# A romantic snack...



## Aly (Jul 30, 2007)

Not so romantic but Ziggy and Baby thought so...


----------



## Bea (Jul 26, 2007)

Hehe, i like Ziggy's heart wings.


----------



## Aly (Jul 30, 2007)

Thanks! He *thinks* he's quite the sexy man around here...


----------



## Laura (Jul 30, 2007)

They make a cute couple


----------



## xxxSpikexxx (Jul 30, 2007)

They are really cute together


----------



## nic bike (Oct 21, 2007)

Aww they look so cute together!


----------



## Sophia (Aug 11, 2007)

Great Photos!  Aww! It is romantic to me and you  Ziggy and his cute heartwings!


----------



## lizaveta (Sep 28, 2007)

They make an excellent couple


----------



## Rosie (Aug 27, 2007)

Awww, romance over a stick of millet.


----------



## Kfontan (Oct 10, 2007)

Didn't somebody say about a similar scenario that this is like "Lady and the Tramp"?
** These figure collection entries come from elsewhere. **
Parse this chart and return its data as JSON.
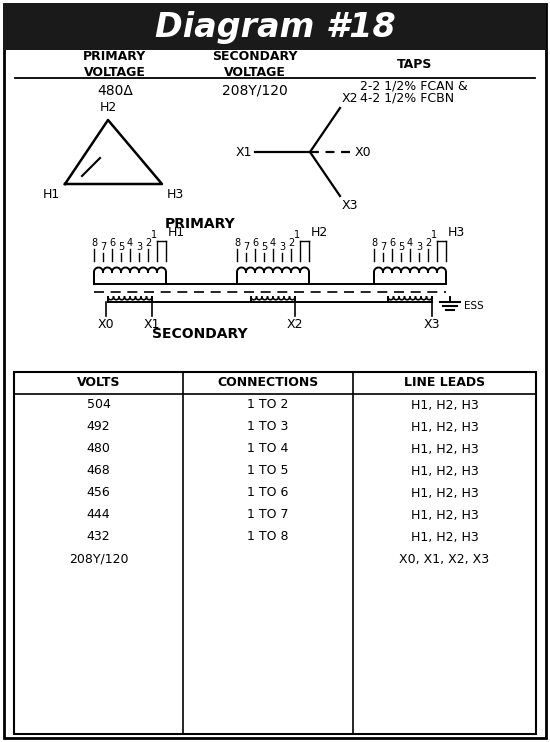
{
  "title": "Diagram #18",
  "title_fontsize": 24,
  "title_bg": "#1a1a1a",
  "title_color": "#ffffff",
  "primary_voltage": "480Δ",
  "secondary_voltage": "208Y/120",
  "taps_line1": "2-2 1/2% FCAN &",
  "taps_line2": "4-2 1/2% FCBN",
  "table_headers": [
    "VOLTS",
    "CONNECTIONS",
    "LINE LEADS"
  ],
  "table_rows": [
    [
      "504",
      "1 TO 2",
      "H1, H2, H3"
    ],
    [
      "492",
      "1 TO 3",
      "H1, H2, H3"
    ],
    [
      "480",
      "1 TO 4",
      "H1, H2, H3"
    ],
    [
      "468",
      "1 TO 5",
      "H1, H2, H3"
    ],
    [
      "456",
      "1 TO 6",
      "H1, H2, H3"
    ],
    [
      "444",
      "1 TO 7",
      "H1, H2, H3"
    ],
    [
      "432",
      "1 TO 8",
      "H1, H2, H3"
    ],
    [
      "208Y/120",
      "",
      "X0, X1, X2, X3"
    ]
  ]
}
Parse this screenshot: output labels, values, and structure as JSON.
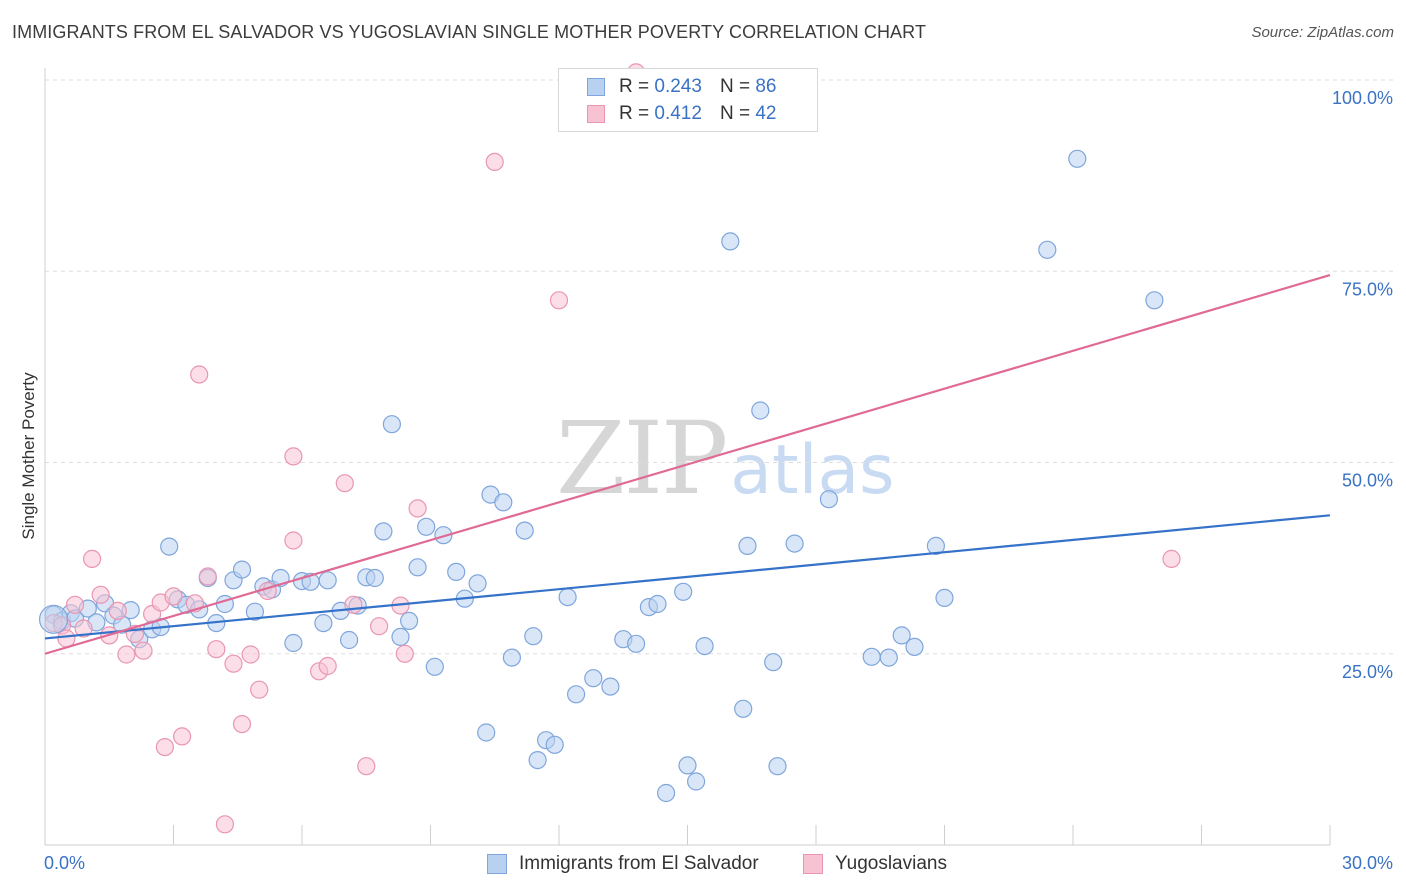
{
  "header": {
    "title": "IMMIGRANTS FROM EL SALVADOR VS YUGOSLAVIAN SINGLE MOTHER POVERTY CORRELATION CHART",
    "source": "Source: ZipAtlas.com"
  },
  "watermark": {
    "zip": "ZIP",
    "atlas": "atlas"
  },
  "legend": {
    "rows": [
      {
        "r_label": "R =",
        "r_value": "0.243",
        "n_label": "N =",
        "n_value": "86"
      },
      {
        "r_label": "R =",
        "r_value": "0.412",
        "n_label": "N =",
        "n_value": "42"
      }
    ]
  },
  "bottom_legend": {
    "items": [
      {
        "label": "Immigrants from El Salvador"
      },
      {
        "label": "Yugoslavians"
      }
    ]
  },
  "colors": {
    "blue_fill": "#b9d1f0",
    "blue_stroke": "#7fa6dc",
    "blue_line": "#3572c9",
    "pink_fill": "#f7c3d3",
    "pink_stroke": "#e996b2",
    "pink_line": "#e06a95",
    "tick_text": "#3a72c4",
    "grid": "#dddddd"
  },
  "chart_data": {
    "type": "scatter",
    "title": "IMMIGRANTS FROM EL SALVADOR VS YUGOSLAVIAN SINGLE MOTHER POVERTY CORRELATION CHART",
    "xlabel": "",
    "ylabel": "Single Mother Poverty",
    "xlim": [
      0,
      30
    ],
    "ylim": [
      0,
      102
    ],
    "x_tick_labels": [
      "0.0%",
      "30.0%"
    ],
    "y_ticks": [
      25,
      50,
      75,
      100
    ],
    "y_tick_labels": [
      "25.0%",
      "50.0%",
      "75.0%",
      "100.0%"
    ],
    "grid": true,
    "legend_position": "top-center",
    "series": [
      {
        "name": "Immigrants from El Salvador",
        "R": 0.243,
        "N": 86,
        "trend": {
          "x": [
            0,
            30
          ],
          "y": [
            27.0,
            43.1
          ]
        },
        "points": [
          [
            0.2,
            30.1
          ],
          [
            0.4,
            29.3
          ],
          [
            0.6,
            30.3
          ],
          [
            0.7,
            29.6
          ],
          [
            1.0,
            30.9
          ],
          [
            1.2,
            29.1
          ],
          [
            1.4,
            31.6
          ],
          [
            1.6,
            30.0
          ],
          [
            1.8,
            28.8
          ],
          [
            2.0,
            30.7
          ],
          [
            2.2,
            26.9
          ],
          [
            2.5,
            28.2
          ],
          [
            2.7,
            28.5
          ],
          [
            2.9,
            39.0
          ],
          [
            3.1,
            32.1
          ],
          [
            3.3,
            31.4
          ],
          [
            3.6,
            30.8
          ],
          [
            3.8,
            34.9
          ],
          [
            4.0,
            29.0
          ],
          [
            4.2,
            31.5
          ],
          [
            4.4,
            34.6
          ],
          [
            4.6,
            36.0
          ],
          [
            4.9,
            30.5
          ],
          [
            5.1,
            33.8
          ],
          [
            5.3,
            33.4
          ],
          [
            5.5,
            34.9
          ],
          [
            5.8,
            26.4
          ],
          [
            6.0,
            34.5
          ],
          [
            6.2,
            34.4
          ],
          [
            6.5,
            29.0
          ],
          [
            6.6,
            34.6
          ],
          [
            6.9,
            30.6
          ],
          [
            7.1,
            26.8
          ],
          [
            7.3,
            31.3
          ],
          [
            7.5,
            35.0
          ],
          [
            7.7,
            34.9
          ],
          [
            7.9,
            41.0
          ],
          [
            8.1,
            55.0
          ],
          [
            8.3,
            27.2
          ],
          [
            8.5,
            29.3
          ],
          [
            8.7,
            36.3
          ],
          [
            8.9,
            41.6
          ],
          [
            9.1,
            23.3
          ],
          [
            9.3,
            40.5
          ],
          [
            9.6,
            35.7
          ],
          [
            9.8,
            32.2
          ],
          [
            10.1,
            34.2
          ],
          [
            10.3,
            14.7
          ],
          [
            10.4,
            45.8
          ],
          [
            10.7,
            44.8
          ],
          [
            10.9,
            24.5
          ],
          [
            11.2,
            41.1
          ],
          [
            11.4,
            27.3
          ],
          [
            11.5,
            11.1
          ],
          [
            11.7,
            13.7
          ],
          [
            11.9,
            13.1
          ],
          [
            12.2,
            32.4
          ],
          [
            12.4,
            19.7
          ],
          [
            12.8,
            21.8
          ],
          [
            13.2,
            20.7
          ],
          [
            13.5,
            26.9
          ],
          [
            13.8,
            26.3
          ],
          [
            14.1,
            31.1
          ],
          [
            14.3,
            31.5
          ],
          [
            14.5,
            6.8
          ],
          [
            14.9,
            33.1
          ],
          [
            15.0,
            10.4
          ],
          [
            15.2,
            8.3
          ],
          [
            15.4,
            26.0
          ],
          [
            16.0,
            78.9
          ],
          [
            16.3,
            17.8
          ],
          [
            16.4,
            39.1
          ],
          [
            16.7,
            56.8
          ],
          [
            17.0,
            23.9
          ],
          [
            17.1,
            10.3
          ],
          [
            17.5,
            39.4
          ],
          [
            18.3,
            45.2
          ],
          [
            19.3,
            24.6
          ],
          [
            19.7,
            24.5
          ],
          [
            20.0,
            27.4
          ],
          [
            20.3,
            25.9
          ],
          [
            20.8,
            39.1
          ],
          [
            21.0,
            32.3
          ],
          [
            23.4,
            77.8
          ],
          [
            24.1,
            89.7
          ],
          [
            25.9,
            71.2
          ]
        ]
      },
      {
        "name": "Yugoslavians",
        "R": 0.412,
        "N": 42,
        "trend": {
          "x": [
            0,
            30
          ],
          "y": [
            25.0,
            74.5
          ]
        },
        "points": [
          [
            0.2,
            29.0
          ],
          [
            0.4,
            28.7
          ],
          [
            0.5,
            27.0
          ],
          [
            0.7,
            31.4
          ],
          [
            0.9,
            28.3
          ],
          [
            1.1,
            37.4
          ],
          [
            1.3,
            32.7
          ],
          [
            1.5,
            27.4
          ],
          [
            1.7,
            30.6
          ],
          [
            1.9,
            24.9
          ],
          [
            2.1,
            27.6
          ],
          [
            2.3,
            25.4
          ],
          [
            2.5,
            30.2
          ],
          [
            2.7,
            31.7
          ],
          [
            2.8,
            12.8
          ],
          [
            3.0,
            32.5
          ],
          [
            3.2,
            14.2
          ],
          [
            3.5,
            31.6
          ],
          [
            3.6,
            61.5
          ],
          [
            3.8,
            35.1
          ],
          [
            4.0,
            25.6
          ],
          [
            4.2,
            2.7
          ],
          [
            4.4,
            23.7
          ],
          [
            4.6,
            15.8
          ],
          [
            4.8,
            24.9
          ],
          [
            5.0,
            20.3
          ],
          [
            5.2,
            33.2
          ],
          [
            5.8,
            50.8
          ],
          [
            5.8,
            39.8
          ],
          [
            6.4,
            22.7
          ],
          [
            6.6,
            23.4
          ],
          [
            7.0,
            47.3
          ],
          [
            7.2,
            31.4
          ],
          [
            7.5,
            10.3
          ],
          [
            7.8,
            28.6
          ],
          [
            8.3,
            31.3
          ],
          [
            8.4,
            25.0
          ],
          [
            8.7,
            44.0
          ],
          [
            10.5,
            89.3
          ],
          [
            12.0,
            71.2
          ],
          [
            13.8,
            101.0
          ],
          [
            26.3,
            37.4
          ]
        ]
      }
    ]
  }
}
Very cute. And they share so nicely. My little guy could learn some table manners.


----------



## Aly (Jul 30, 2007)

Thanks everyone!



Kfontan said:


> Didn't somebody say about a similar scenario that this is like "Lady and the Tramp"?


That was my babies sharing a spring of parsley.


----------



## Kfontan (Oct 10, 2007)

They really are a cute couple.


----------